»Erfolgreiche Verfassungsklage«
Ein guter Tag für die kommunale Familie
Das Land Nordrhein-Westfalen muss seinen Kommunen die Kosten für den weiteren Ausbau der Kindertagesstätten erstatten: Dieses Urteil fällte das Landesverfassungsgericht Münster am 12. Oktober. 20 Städte und Kreise - darunter auch Leverkusen - hatten dagegen geklagt, dass die alte Landesregierung den Kommunen nicht die notwendigen finanziellen Mittel bei der Errichtung von Kindergartenplätzen für die unter Dreijährigen zur Verfügung gestellt hat.
"Mein Eindruck aus der mündlichen Verhandlung im letzten Monat beim Verfassungsgerichtshof hat mich nicht getäuscht", erklärt Stadtkämmerer Rainer Häusler erleichtert unmittelbar nach der Urteilsverkündung.
Nun rechnet Häusler mit verbesserten finanziellen Rahmenbedingungen bei der Erfüllung dieser rechtlichen Vorgabe. Bisher musste er davon ausgehen, dass die Stadt dafür zehn neue Kindergärten und vier Erweiterungsbauten mit einem Investitionsvolumen von ca. 30 Mio. € zu errichten hat. Hiervon würde der Löwenanteil mit rund 20 Mio. € den städtischen Haushalt belasten.

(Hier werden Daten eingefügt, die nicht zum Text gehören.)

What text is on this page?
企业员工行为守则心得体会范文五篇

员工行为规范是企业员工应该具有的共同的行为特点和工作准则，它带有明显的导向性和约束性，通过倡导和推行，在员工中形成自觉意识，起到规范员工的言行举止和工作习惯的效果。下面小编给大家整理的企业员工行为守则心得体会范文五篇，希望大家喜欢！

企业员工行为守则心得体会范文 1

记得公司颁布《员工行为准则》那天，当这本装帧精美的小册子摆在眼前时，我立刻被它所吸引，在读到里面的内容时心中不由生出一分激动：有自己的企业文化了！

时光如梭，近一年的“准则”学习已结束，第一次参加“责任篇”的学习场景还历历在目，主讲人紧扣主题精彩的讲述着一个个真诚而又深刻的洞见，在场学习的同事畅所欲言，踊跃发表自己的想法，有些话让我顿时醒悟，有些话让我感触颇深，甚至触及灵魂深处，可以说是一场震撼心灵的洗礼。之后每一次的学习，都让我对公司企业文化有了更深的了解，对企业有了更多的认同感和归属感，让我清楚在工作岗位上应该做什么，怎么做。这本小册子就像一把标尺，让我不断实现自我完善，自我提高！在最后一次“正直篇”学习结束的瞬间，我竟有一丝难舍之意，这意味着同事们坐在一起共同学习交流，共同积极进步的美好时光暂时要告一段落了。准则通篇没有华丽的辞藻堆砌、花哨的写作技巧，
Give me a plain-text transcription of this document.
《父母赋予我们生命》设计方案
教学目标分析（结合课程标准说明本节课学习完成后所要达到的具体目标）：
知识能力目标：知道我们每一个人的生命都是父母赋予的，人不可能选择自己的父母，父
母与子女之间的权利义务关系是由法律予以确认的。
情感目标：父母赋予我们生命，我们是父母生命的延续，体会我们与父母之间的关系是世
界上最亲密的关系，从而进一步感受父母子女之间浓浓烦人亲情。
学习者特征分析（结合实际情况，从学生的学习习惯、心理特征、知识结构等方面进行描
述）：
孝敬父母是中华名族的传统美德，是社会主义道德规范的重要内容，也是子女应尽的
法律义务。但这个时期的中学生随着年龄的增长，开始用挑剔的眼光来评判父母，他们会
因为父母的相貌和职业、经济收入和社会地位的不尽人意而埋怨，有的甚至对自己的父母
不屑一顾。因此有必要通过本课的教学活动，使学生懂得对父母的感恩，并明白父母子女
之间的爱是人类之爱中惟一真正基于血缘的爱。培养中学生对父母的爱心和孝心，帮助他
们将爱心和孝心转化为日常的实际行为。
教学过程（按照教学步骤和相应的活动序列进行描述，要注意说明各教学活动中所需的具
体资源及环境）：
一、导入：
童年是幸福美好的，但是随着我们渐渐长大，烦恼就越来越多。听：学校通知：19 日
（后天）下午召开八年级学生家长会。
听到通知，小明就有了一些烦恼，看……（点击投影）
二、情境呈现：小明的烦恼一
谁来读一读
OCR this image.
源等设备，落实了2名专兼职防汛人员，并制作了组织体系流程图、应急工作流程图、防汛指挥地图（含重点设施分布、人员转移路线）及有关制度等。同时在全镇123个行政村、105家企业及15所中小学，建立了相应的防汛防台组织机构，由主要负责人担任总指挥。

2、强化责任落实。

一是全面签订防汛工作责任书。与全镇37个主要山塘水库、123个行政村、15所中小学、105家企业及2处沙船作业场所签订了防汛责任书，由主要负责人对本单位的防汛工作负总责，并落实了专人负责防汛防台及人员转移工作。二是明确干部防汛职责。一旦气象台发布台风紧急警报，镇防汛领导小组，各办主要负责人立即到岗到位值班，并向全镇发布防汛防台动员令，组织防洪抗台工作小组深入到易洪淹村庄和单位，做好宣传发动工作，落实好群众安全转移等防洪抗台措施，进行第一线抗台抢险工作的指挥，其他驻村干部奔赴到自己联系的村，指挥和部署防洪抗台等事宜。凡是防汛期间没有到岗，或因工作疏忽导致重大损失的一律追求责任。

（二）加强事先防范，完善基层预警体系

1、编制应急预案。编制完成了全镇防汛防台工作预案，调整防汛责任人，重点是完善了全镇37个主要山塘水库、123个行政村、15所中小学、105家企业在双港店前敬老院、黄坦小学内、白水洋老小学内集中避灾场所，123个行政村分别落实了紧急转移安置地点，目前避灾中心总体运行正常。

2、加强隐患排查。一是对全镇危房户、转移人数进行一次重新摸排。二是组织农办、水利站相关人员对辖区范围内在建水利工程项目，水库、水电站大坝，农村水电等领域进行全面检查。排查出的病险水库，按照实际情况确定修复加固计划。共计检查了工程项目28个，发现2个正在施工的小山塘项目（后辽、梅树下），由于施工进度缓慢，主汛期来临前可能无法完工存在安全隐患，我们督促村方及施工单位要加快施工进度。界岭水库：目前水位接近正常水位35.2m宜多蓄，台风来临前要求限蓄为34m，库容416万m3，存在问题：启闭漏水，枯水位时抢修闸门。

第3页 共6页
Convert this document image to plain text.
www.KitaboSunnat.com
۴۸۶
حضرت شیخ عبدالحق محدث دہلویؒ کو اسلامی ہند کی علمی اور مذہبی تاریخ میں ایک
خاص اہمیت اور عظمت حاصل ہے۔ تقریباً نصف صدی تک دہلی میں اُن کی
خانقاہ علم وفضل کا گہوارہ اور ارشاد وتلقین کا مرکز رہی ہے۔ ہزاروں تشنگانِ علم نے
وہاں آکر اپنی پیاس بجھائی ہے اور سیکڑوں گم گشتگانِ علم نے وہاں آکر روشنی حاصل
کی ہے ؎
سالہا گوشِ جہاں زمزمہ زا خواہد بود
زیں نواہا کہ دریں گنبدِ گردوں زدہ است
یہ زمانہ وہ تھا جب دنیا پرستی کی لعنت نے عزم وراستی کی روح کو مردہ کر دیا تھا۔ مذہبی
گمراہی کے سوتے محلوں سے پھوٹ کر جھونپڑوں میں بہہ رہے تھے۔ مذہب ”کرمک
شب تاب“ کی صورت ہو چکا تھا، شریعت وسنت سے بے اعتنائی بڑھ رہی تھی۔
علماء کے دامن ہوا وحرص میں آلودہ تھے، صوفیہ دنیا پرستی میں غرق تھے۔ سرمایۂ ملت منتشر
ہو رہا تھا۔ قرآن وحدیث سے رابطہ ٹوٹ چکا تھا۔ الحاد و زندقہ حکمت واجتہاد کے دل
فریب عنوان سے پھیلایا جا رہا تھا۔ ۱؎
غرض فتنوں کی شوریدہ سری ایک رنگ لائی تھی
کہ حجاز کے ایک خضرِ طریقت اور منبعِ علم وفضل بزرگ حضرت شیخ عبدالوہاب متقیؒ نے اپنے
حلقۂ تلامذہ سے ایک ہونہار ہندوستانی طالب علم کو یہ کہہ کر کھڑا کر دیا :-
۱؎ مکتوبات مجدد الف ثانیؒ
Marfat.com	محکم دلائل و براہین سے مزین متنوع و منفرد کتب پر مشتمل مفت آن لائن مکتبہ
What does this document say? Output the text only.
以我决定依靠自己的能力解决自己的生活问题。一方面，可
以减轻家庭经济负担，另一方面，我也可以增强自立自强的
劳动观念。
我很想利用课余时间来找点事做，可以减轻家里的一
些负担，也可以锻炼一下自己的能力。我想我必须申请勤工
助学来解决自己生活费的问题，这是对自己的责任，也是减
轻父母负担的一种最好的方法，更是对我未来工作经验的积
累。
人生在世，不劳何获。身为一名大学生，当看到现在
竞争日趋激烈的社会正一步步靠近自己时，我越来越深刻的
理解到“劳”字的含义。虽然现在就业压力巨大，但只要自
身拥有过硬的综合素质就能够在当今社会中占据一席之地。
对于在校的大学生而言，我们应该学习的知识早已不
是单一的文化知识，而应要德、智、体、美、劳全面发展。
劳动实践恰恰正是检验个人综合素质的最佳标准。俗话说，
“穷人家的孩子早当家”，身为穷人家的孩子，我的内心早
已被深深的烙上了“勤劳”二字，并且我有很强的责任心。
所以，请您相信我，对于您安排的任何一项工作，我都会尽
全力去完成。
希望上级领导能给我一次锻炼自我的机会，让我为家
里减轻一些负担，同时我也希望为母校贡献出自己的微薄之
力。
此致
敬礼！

Eine ähnliche unzureichende Finanzierung sieht der Kämmerer bei den laufenden Betriebskosten. Hier rechnet die Stadt mit der stufenweisen Einrichtung von ca. 160 Arbeitsplätzen von Erzieherinnen und Erziehern. Von den rund 6,5 Mio. € jährlichen Personalausgaben werden bisher lediglich 50 % durch das Land und Kindergartenbeiträge gedeckt.